Later, as employee number 40 at Wise (then TransferWise), Tamkivi encountered early instances of what would become known as authorised push payment (APP) fraud. He observed a critical lack of mechanisms to alert receiving banks when fraudulent funds were transferred. In one instance, when Wise attempted to warn a counterpart bank about stolen funds, the response was to terminate the call. These experiences drove Tamkivi to found Salv, initially focusing on anti-money laundering (AML) tools before pivoting toward collaborative infrastructure.

Crucial support for this ecosystem has come from regulatory and academic bodies. Criminologist Dr. Nicola Harding has emphasised that building trustworthy infrastructure requires the buy-in of diverse stakeholders, including governments, regulators, and the public. In the UK, the Financial Conduct Authority (FCA) played a pivotal role by convening hackathons that brought together banks, lawyers, and technologists to prototype intelligence sharing systems.

The mechanics of sharing sensitive financial data are complex, requiring both technical security and legal frameworks. In 2020, Salv ran structured pilots in Estonia involving three parallel workstreams: technical design for secure exchange; legal frameworks co-developed with banks, the Financial Intelligence Unit (FIU), and the Data Protection Inspectorate; and use case mapping to identify valuable data flows.

Tamkivi has articulated a framework for resilient collaboration relying on three components: reliable data that is fresh and unobfuscated; decision engines capable of continuous learning from peers; and real-time action capabilities, such as suspending payments or accounts.

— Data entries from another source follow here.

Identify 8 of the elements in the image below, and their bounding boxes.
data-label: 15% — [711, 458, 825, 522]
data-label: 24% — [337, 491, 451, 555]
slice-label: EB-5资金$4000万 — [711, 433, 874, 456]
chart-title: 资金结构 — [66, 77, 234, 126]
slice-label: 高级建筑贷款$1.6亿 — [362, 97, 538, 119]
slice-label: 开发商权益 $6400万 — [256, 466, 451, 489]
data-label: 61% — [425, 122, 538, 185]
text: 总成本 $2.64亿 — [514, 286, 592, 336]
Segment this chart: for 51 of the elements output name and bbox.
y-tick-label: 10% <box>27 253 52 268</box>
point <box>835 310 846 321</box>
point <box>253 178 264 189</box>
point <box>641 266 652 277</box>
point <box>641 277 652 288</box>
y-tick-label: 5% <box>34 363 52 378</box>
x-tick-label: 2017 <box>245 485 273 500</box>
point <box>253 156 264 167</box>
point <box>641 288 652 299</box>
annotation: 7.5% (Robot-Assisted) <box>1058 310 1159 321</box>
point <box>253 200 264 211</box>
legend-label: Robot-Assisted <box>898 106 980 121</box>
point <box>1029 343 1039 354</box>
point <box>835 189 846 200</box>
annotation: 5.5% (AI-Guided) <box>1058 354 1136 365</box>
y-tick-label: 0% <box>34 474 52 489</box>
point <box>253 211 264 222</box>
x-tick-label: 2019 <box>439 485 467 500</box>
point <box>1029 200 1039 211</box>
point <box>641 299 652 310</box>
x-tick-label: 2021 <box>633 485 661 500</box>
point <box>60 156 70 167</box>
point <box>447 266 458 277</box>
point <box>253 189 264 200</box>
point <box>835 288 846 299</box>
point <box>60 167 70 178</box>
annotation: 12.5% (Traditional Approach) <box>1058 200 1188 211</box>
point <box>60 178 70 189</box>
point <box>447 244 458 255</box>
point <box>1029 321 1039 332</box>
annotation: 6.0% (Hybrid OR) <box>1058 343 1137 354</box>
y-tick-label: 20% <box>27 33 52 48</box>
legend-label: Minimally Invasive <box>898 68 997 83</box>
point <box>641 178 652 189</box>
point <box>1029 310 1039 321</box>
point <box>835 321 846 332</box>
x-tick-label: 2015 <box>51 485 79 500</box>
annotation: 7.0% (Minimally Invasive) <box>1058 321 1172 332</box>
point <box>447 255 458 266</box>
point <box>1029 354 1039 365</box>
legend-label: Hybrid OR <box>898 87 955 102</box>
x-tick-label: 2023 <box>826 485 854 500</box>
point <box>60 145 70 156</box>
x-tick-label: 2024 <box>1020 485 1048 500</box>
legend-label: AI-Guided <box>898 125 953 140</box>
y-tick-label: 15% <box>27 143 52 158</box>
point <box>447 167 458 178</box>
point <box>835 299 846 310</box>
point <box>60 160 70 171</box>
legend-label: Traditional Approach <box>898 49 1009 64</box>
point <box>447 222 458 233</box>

Without these pillars, Tamkivi argues, collaboration collapses, signals remain siloed, and criminals outpace the systems designed to catch them.

A major historical breakthrough cited by Tamkivi was his encounter with Ethoca, a platform facilitating early-stage intelligence sharing around chargebacks. While traditional chargeback processing took months, Ethoca enabled near-instant signal sharing. This experience demonstrated that moving intelligence between institutions, rather than locking it within them, was the key to disrupting fraud patterns.

International Implications and Policy Response

The voluntary sharing of the past is rapidly being codified into law. The Payment Services Regulation (PSR) Article 83 requires financial institutions and payment service providers to connect to domestic and international intelligence-sharing networks. Tamkivi emphasised that the regulatory language is unambiguous: “The Payment Services Regulation says that financial institutions and payment service providers shall connect to their domestic and international networks. And by law, this ‘shall’... means must.”

Similarly, AMLR Article 75 extends similar obligations across Europe, mandating pan-European intelligence exchange. This places the duty to connect on the same compliance footing as Know Your Customer (KYC) and AML monitoring obligations. Consequently, the industry is evolving toward a model where intelligence sharing platforms serve as critical infrastructure, akin to the backbone systems like SWIFT or SEPA.

Sources

This report draws on an interview with Salv CEO Taavi Tamkivi and criminologist Dr. Nicola Harding, alongside public regulatory frameworks including the Payment Services Regulation (PSR) and EU anti-money laundering regulations.